Jazz live
Publié le 21 Mai 2018

RICCARDO DEL FRA : UN SET AU SUNSIDE

Les aléas des transports (grève + travaux sur les voies...) ont contraint le chroniqueur banlieusard à quitter le club après le premier set : mais quel set !

RICCARDO DEL FRA QUINTET

Riccardo Del Fra (contrebasse), Matthieu Michel (bugle), Pierrick Pédron (saxophone alto), Carl-Henri Morisset (piano), Ariel Tessier (batterie)

Paris, Sunside, 20 mai 2018, 21h30

Chet Baker est mort à Amsterdam en mai 1988. Dans la copieuse série de commémorations, avec différents groupes (au Sunside et ailleurs), l’hommage de Ricard Del Fra occupe évidemment une place toute particulière. Compagnon de route du trompettiste durant huit années, le contrebassiste avait donné, sous le titre «My Chet, My Song», un disque publié en 2014 (après une création au festival de Marciac en 2011 avec Roy Hargrove en soliste) et qui témoignait de manière très personnelle de cette aventure musicale. Dans sa forme d’aujourd’hui le groupe accueille Matthieu Michel, au bugle, ce qui nous rappelle qu’à la fin des années 50, et au milieu des années 60, Chet en a beaucoup joué. Et aussi que souvent, à la trompette, il allait chercher un timbre proche de cet instrument. Au sax alto Pierrick Pédron, fidèle des groupes de Riccardo ces dernières années. Au piano, succédant à Bruno Ruder, Carl-Henri Morisset, un autre élève issu du Conservatoire National Supérieur (dont le contrebassiste dirige le ‘Département Jazz et Musiques Improvisées’), et à la batterie, issu lui aussi de cette noble institution, et compagnon des groupes de Riccardo depuis quelques années, Ariel Tessier. Autant dire une belle brochette de talents, qui vont faire merveille au fil du concert.
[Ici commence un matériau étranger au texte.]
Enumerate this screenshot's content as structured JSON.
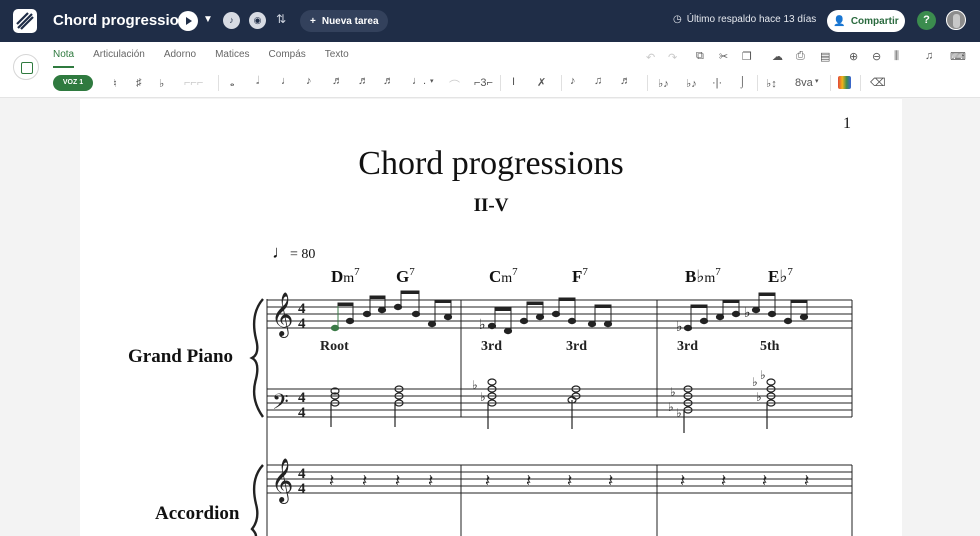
{
  "app": {
    "document_title": "Chord progressions",
    "new_task_label": "Nueva tarea",
    "backup_text": "Último respaldo hace 13 días",
    "share_label": "Compartir",
    "help_label": "?"
  },
  "toolbar": {
    "tabs": [
      {
        "label": "Nota",
        "active": true
      },
      {
        "label": "Articulación",
        "active": false
      },
      {
        "label": "Adorno",
        "active": false
      },
      {
        "label": "Matices",
        "active": false
      },
      {
        "label": "Compás",
        "active": false
      },
      {
        "label": "Texto",
        "active": false
      }
    ],
    "voice_label": "VOZ 1",
    "accent_color": "#2f7a3f"
  },
  "score": {
    "page_number": "1",
    "title": "Chord progressions",
    "subtitle": "II-V",
    "tempo": "= 80",
    "time_signature": "4/4",
    "chords": [
      {
        "root": "D",
        "quality": "m",
        "ext": "7"
      },
      {
        "root": "G",
        "quality": "",
        "ext": "7"
      },
      {
        "root": "C",
        "quality": "m",
        "ext": "7"
      },
      {
        "root": "F",
        "quality": "",
        "ext": "7"
      },
      {
        "root": "B♭",
        "quality": "m",
        "ext": "7"
      },
      {
        "root": "E♭",
        "quality": "",
        "ext": "7"
      }
    ],
    "lyrics": [
      "Root",
      "3rd",
      "3rd",
      "3rd",
      "5th"
    ],
    "instruments": [
      "Grand Piano",
      "Accordion"
    ]
  }
}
Cette évocation du parcours que fit le contrebassiste avec Chet Baker commence par un composition de Richie Beirach, Leaving : Riccardo l’avait gravée avec le trompettiste en 1980. Cette version commençait par un solo de basse, ici évoqué en duo par le sax alto et le bugle, avant d’entrer dans le vif du sujet. Lyrisme intense de Matthieu Michel, à quoi la volubilité sur le fil de tous les risques, chez Pierrick Pédron, fera écho. Chet aimait les compositions de Beirach, et il avait aussi joué, et enregistré, Broken Wing. Mais le thème suivant choisi par Riccardo Del Fra sera But Not For Me : en fait, une longue pièce à entrées multiples, avec interludes, reprises, variations et autres développements : le contrebassiste mêle à ce standard sa propre composition. Les solistes rivalisent d’inspiration : à la poésie du bugle répondent les flots turbulents du sax alto, et le pianiste, après avoir diverti le leader dans l’exposé du standard avec quelques clichés validés par l’histoire, va se lancer à corps perdu dans ses improvisations. La basse et la batterie fonctionnent en tandem, sur des figures aussi fluides que sophistiquées, la relance est permanente et la batterie gronde de pulsations infiniment croisées : c’est un pur bonheur. Le set se poursuit à l’avenant, avec L’Âme des poètes de Charles Trenet, en solo et variations du contrebassite, et en copieuse (et belle !) introduction pour I’m Old Fashioned : le standard est lui aussi augmenté de détours et d’appendices qui font mouche, dans le déroulement de la forme comme comme dans la stimulation des solistes. Et pour conclure le set, afin de nous mettre en condition pour le standard qui vient, Riccardo Del Fra nous en lit le texte : c’est For All We Know, miracle de mélancolie sur tempo plus que lent, introduite en duo piano-sax, et que Pierrick Pédron va progressivement porter jusqu’à l’expressivité la plus incandescente ; et ses partenaires ne seront pas en reste pour magnifier ce déjà magnifique thème, hélas assez peu joué. Le public est comblé, et dans la salle quelques professionnels de cette musique, qui sont d’abord des amateurs éclairés, ne cachent pas leur émoi : merci à toi Riccardo, et à tes amis, pour ce beau moment.